この素晴らしい選手は、ピーター・サンプラスとして1971年8月12日にワシントンDCで生まれ、1988年に16歳でプロツアーにデビューした。サンプラスは非凡なキャリアの後に、USオープンで最後のメジャー優勝を遂げて、2003年に引退した。彼が打ち立てた記録の幾つかは、いまだに破られていない。彼はウィンブルドンで優勝を遂げた、最後のアメリカ男子テニス選手である。サンプラスはまた、ゲームを他の何よりも優先してきたと評価されている。かつて彼は「結局のところ、大切な事は名声や金ではない。それは僕がゲームでしてきた事、そしてメジャー大会で優勝する事だ」と語った。

「キング・オブ・スイング」と呼ばれたピート・サンプラスは、3歳の時にテニスを始めた。ごく幼い頃から、途轍もない運動能力の兆候を示していたが、自宅の地下室でテニスラケットを見つけ出したのは1974年の事だった。彼はすぐさまそれに惹きつけられ、壁に向かって何時間もボールを打つようになった。彼の最大のアイドルはロッド・レーバー(7年連続で世界ナンバー1にランクされたオーストラリアのテニス選手)で、11歳の時に出会い、一緒にプレーした事がある。彼の最初のコーチはピーター・フィッシャーだった。フィッシャーは小児科医であり、テニス狂だった。ジャック・クレーマー・クラブでサンプラスを見つけ出し、目を見張るような才能に着目したのだ。フィッシャーはまた、ウィンブルドンに備えて、サンプラスを両手バックハンドから片手打ちに変えさせた事でも認められている。

ピート・サンプラスは2003年に引退するまで、15年間にわたってプロテニスをした。14のグランドスラム・シングルスタイトルを獲得し、その記録は2009年にロジャー・フェデラーによって破られた。サンプラスは15年以上にわたり、52回のグランドスラム大会に出場し、241試合を戦った。このうち敗戦は38回だけで、勝敗記録は203勝38敗である。

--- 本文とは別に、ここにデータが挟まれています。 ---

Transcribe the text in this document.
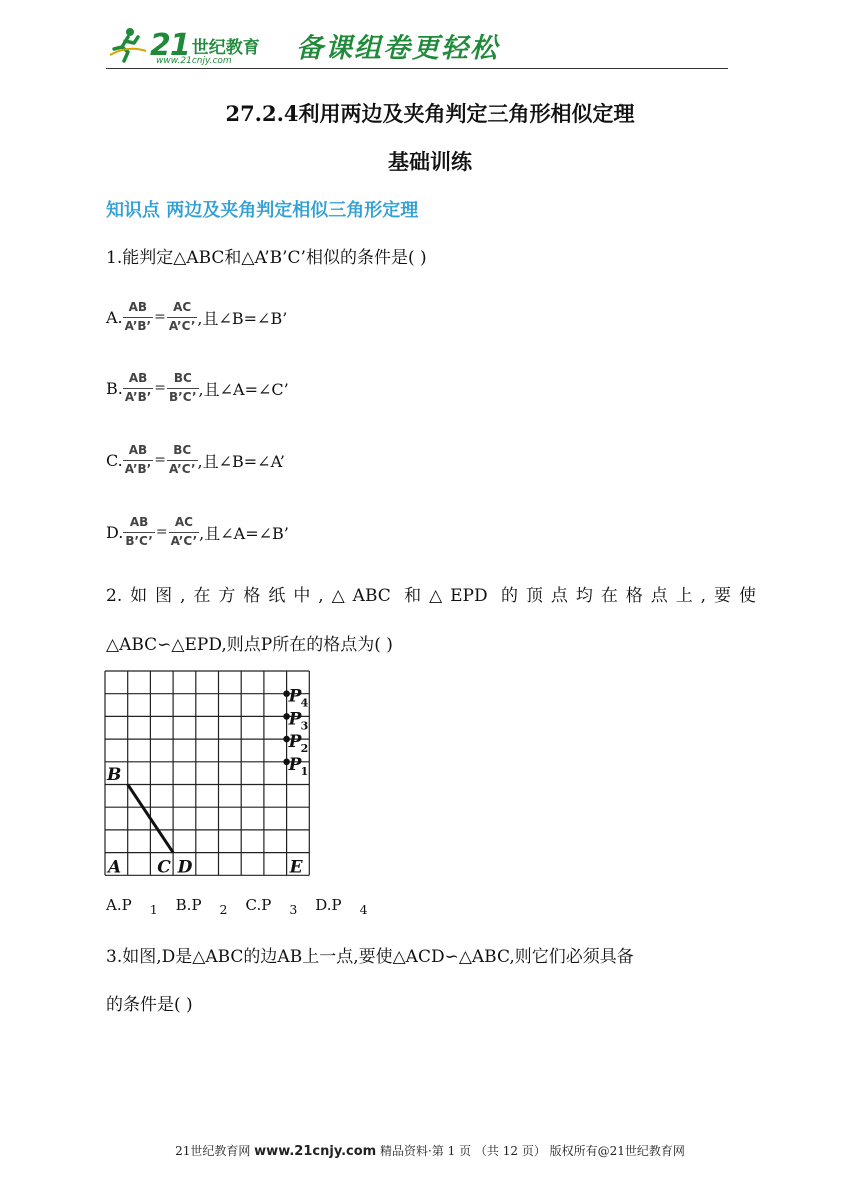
21 世纪教育
www.21cnjy.com 备课组卷更轻松
27.2.4利用两边及夹角判定三角形相似定理
基础训练
知识点 两边及夹角判定相似三角形定理
1.能判定△ABC和△A’B’C’相似的条件是( )
A. $\frac{AB}{A’B’} = \frac{AC}{A’C’}$ ,且∠B=∠B’
B. $\frac{AB}{A’B’} = \frac{BC}{B’C’}$ ,且∠A=∠C’
C. $\frac{AB}{A’B’} = \frac{BC}{A’C’}$ ,且∠B=∠A’
D. $\frac{AB}{B’C’} = \frac{AC}{A’C’}$ ,且∠A=∠B’
2.如图,在方格纸中,△ABC 和△EPD 的顶点均在格点上,要使
△ABC∽△EPD,则点P所在的格点为( )
B
A C D	E
P
P
P
P
4
3
2
1
A.P $_1$ B.P $_2$ C.P $_3$ D.P $_4$
3.如图,D是△ABC的边AB上一点,要使△ACD∽△ABC,则它们必须具备
的条件是( )
21世纪教育网 www.21cnjy.com 精品资料·第 1 页 （共 12 页） 版权所有@21世纪教育网
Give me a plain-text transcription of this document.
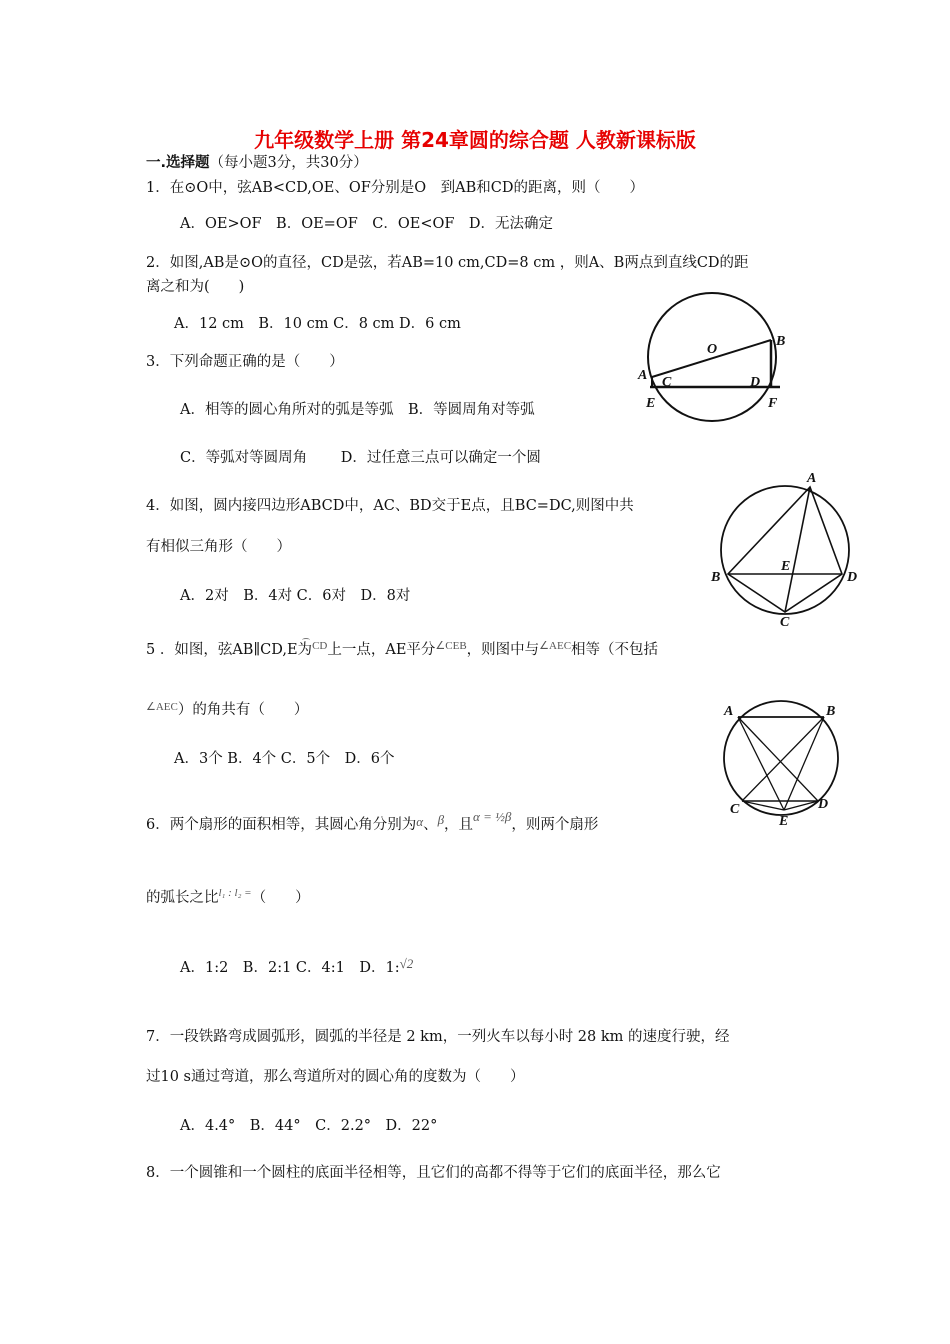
九年级数学上册 第24章圆的综合题 人教新课标版
一.选择题（每小题3分，共30分）
1．在⊙O中，弦AB<CD,OE、OF分别是O　到AB和CD的距离，则（　　）
A．OE>OF　B．OE=OF　C．OE<OF　D．无法确定
2．如图,AB是⊙O的直径，CD是弦，若AB=10 cm,CD=8 cm ，则A、B两点到直线CD的距
离之和为(　　)
A．12 cm　B．10 cm C．8 cm D．6 cm
3．下列命题正确的是（　　）
A．相等的圆心角所对的弧是等弧　B．等圆周角对等弧
C．等弧对等圆周角　　 D．过任意三点可以确定一个圆
4．如图，圆内接四边形ABCD中，AC、BD交于E点，且BC=DC,则图中共
有相似三角形（　　）
A．2对　B．4对 C．6对　D．8对
5 ．如图，弦AB∥CD,E为
$^{CD}$上一点，AE平分$^{\angle CEB}$，则图中与$^{\angle AEC}$相等（不包括
$^{\angle AEC}$）的角共有（　　）
A．3个 B．4个 C．5个　D．6个
6．两个扇形的面积相等，其圆心角分别为α、β，且α = ½β，则两个扇形
的弧长之比$^{l_1 : l_2 =}$（　　）
A．1:2　B．2:1 C．4:1　D．1:√2
7．一段铁路弯成圆弧形，圆弧的半径是 2 km，一列火车以每小时 28 km 的速度行驶，经
过10 s通过弯道，那么弯道所对的圆心角的度数为（　　）
A．4.4°　B．44°　C．2.2°　D．22°
8．一个圆锥和一个圆柱的底面半径相等，且它们的高都不得等于它们的底面半径，那么它
O
B
A C	D
E	F
A
B
E
D
C
A	B
C
E
D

プロキャリアを通して、キング・オブ・スイングは7回のウィンブルドン・シングルス優勝を遂げた。これはオープン時代の偉業で、イギリスのウィリアム・レンショーの記録に並ぶ。同じく5つのUSオープン・タイトルを獲得し、元世界ナンバー1、アメリカのジミー・コナーズ、今大会の第2シード、スイスのロジャー・フェデラーと並ぶ記録である。さらに ATP 世界ツアー最終戦で5回優勝し、アメリカのイワン・レンドルとこの記録を共有している。

キング・オブ・スイングは、自らの攻撃的プレースタイルによって、対戦相手を守勢に回らせた事で知られている。彼の武器の中でも最高の動きは恐らく「ランニング・フォアハンド」だろう。それが適切に実行される時、彼は走り抜けながらフォアハンドを打つ事で、ワイドに切れていくショットを捕らえる能力を披露した。それによって多くのポイントを無条件に勝ち取るか、あるいは攻撃の主導権を握る事ができた。同じく「スラムダンク」も人気が高かった。彼はジャンプして、空中でスマッシュを叩き込んだのだった。彼の弱点は、もし挙げるとすれば、バックハンドだった。彼はそれを補い、バックハンドを回り込んでフォアハンドショットを放つ事で、ひどい結果を避けた。

ピート・サンプラスは2000年にアメリカ人女優ブリジット・ウィルソンと結婚し、彼女と2人の子供と共にロサンジェルスで暮らしている。ブリジット・ウィルソン - サンプラスは、かつて夫に「これを覚えていてちょうだい。あなたは今までにテニスラケットを握った真に最高のテニスプレーヤーよ」と記したと伝えられる。

サンプラスは2003年に引退した。彼が最後に出場したメジャー大会は2002年USオープンで、決勝戦の相手は長年のライバル、アンドレ・アガシだった。アーサー・アッシュ・スタジアムは、彼が最初と最後のグランドスラム優勝を遂げた場所となった。感動的な引退セレモニーの終わりに、サンプラスはUSオープン・トロフィーの代わりに赤ん坊だった息子のクリスチャンを腕に抱いて、最後となる栄光のコート1周を行った。彼は762の勝利と64のタイトルを獲得して引退した。そして、これまでにテニスコートを飾った最も忘れ難い選手の1人であり続ける。